To validate a webhook in your handler, follow these steps:

1. Retrieve the headers and body: Get the x-api-signature and x-api-timestamp from the request headers, and get the raw request body string.

2. Recompute the signature: Use your secret and the received timestamp and body to compute the expected signature (using a function like generateSignature above).

3. Compare signatures securely: Check if the computed signature matches the X-Api-Signature from the header. Use a constant-time comparison to avoid timing attacks.

4. Check timestamp freshness: Verify that the timestamp from x-api-timestamp is recent (e.g., within the last few minutes). If it’s too old or far in the future, you may reject the request as a replay attempt.

5. Process the webhook if valid: Only if the signature is valid and the timestamp is acceptable should you proceed to process the webhook (e.g., update your database or trigger other actions). If verification fails, you should reject the request (e.g., respond with 4xx status) or ignore it.
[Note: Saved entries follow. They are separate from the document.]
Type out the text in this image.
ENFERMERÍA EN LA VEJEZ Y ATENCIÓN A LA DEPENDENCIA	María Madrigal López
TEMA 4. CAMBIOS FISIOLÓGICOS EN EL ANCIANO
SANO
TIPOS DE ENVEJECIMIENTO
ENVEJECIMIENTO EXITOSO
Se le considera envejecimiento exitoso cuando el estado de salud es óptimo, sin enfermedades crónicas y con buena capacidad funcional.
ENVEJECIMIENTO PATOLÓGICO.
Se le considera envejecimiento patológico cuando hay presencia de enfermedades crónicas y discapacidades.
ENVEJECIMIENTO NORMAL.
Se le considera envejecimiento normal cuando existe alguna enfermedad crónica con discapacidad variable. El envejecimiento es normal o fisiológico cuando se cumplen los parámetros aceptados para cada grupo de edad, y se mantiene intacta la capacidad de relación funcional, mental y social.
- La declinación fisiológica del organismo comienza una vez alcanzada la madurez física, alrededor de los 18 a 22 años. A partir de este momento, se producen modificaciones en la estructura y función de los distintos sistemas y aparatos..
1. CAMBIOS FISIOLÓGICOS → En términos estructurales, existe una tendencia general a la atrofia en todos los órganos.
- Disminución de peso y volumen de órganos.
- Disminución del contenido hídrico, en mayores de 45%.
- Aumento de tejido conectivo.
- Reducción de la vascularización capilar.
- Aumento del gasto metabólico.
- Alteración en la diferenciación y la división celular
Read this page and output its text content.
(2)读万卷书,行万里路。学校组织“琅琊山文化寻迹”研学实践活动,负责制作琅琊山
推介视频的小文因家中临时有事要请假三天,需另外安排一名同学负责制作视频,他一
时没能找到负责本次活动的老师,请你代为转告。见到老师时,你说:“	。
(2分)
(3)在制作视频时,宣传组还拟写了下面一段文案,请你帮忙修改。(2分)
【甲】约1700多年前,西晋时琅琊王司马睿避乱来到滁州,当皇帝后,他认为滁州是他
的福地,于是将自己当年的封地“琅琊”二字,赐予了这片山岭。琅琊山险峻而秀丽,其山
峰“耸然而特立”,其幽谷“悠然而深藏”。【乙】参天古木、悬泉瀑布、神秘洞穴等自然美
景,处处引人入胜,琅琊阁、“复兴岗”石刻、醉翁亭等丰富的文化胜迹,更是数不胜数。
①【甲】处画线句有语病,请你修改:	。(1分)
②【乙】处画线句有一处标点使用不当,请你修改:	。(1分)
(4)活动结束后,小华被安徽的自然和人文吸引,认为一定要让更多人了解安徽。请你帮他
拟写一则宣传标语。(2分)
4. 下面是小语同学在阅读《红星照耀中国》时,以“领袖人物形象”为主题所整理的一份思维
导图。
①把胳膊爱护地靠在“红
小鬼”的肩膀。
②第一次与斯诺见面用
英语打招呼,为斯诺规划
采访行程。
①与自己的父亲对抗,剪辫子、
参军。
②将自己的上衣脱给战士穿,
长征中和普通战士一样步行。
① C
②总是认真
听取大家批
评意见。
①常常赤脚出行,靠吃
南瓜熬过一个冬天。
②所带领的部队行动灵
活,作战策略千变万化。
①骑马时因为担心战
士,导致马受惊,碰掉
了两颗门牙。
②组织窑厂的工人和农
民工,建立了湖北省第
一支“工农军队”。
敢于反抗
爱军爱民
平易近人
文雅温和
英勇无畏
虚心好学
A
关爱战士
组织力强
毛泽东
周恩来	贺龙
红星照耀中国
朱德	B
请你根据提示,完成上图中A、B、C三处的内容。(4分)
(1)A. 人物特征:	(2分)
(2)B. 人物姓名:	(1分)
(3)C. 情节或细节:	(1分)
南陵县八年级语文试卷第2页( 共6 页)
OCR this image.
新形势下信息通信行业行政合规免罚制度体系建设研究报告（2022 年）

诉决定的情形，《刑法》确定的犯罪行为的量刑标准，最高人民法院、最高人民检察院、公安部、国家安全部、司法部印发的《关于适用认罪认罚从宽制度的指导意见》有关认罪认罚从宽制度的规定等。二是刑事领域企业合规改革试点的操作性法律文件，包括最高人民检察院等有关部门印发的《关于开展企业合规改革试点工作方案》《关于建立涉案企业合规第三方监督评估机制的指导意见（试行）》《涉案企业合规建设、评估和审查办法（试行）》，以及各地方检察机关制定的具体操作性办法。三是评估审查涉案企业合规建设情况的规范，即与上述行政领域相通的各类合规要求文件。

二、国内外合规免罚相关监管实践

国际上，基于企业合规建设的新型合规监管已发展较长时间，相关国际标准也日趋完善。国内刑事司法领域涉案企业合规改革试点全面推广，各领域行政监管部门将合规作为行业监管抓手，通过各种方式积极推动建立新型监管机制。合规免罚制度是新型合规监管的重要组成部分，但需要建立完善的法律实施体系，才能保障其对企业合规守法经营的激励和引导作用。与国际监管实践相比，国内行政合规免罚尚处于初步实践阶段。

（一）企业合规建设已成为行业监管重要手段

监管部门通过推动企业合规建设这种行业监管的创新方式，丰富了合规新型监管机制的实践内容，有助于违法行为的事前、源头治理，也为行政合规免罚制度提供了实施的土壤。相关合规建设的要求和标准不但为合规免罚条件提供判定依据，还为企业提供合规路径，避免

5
Below is an example implementation in TypeScript for validating the signature of a request:

import * as crypto from "crypto";

const isValidSignature = (
  body: string,       // raw JSON string of the request body
  timestamp: string,  // timestamp string from X-Api-Timestamp header
  signature: string,  // hex string from X-Api-Signature header
  secret: string      // your webhook secret
): boolean => {
  const expectedSignature = generateSignature(body, timestamp, secret);
  // Use timing-safe comparison to avoid timing attack vulnerability
  const sigBuffer = Buffer.from(signature, "hex");
  const expectedSigBuffer = Buffer.from(expectedSignature, "hex");
  return (
    sigBuffer.length === expectedSigBuffer.length &&
    crypto.timingSafeEqual(sigBuffer, expectedSigBuffer)
  );
};

// Example usage in an Express.js route handler
app.post("/my-webhook-endpoint", express.raw({ type: "application/json" }), (req, res) => {
  const signature = req.header("x-api-signature");
  const timestamp = req.header("x-api-timestamp");
  const rawBody = req.body.toString(); // assuming body is kept as raw Buffer

  if (!signature || !timestamp || !isValidSignature(rawBody, timestamp, signature, WEBHOOK_SECRET)) {
    console.error("Invalid webhook signature – request possibly forged!");
    return res.sendStatus(400); // reject if signature doesn't match
  }

  // Optionally, also check the timestamp here for staleness
  const now = Date.now();
  const reqTime = Number(timestamp);
  if (isNaN(reqTime) || Math.abs(now - reqTime*1000) > 5 * 60 * 1000) {  // example: 5 minute tolerance
    console.error("Webhook timestamp outside of tolerance – possible replay attack!");
    return res.sendStatus(400);
  }

  // Signature is valid and timestamp is recent – process the webhook
  const event = JSON.parse(rawBody);
  handleWebhookEvent(event);
  res.sendStatus(200);
});

In the above example, generateSignature is the function defined in the previous section. We compare the signatures using crypto.timingSafeEqual which helps prevent timing attacks by making sure the comparison takes the same amount of time regardless of how much of the string matches. We also ensure the buffers are of equal length before comparing (as a safety check).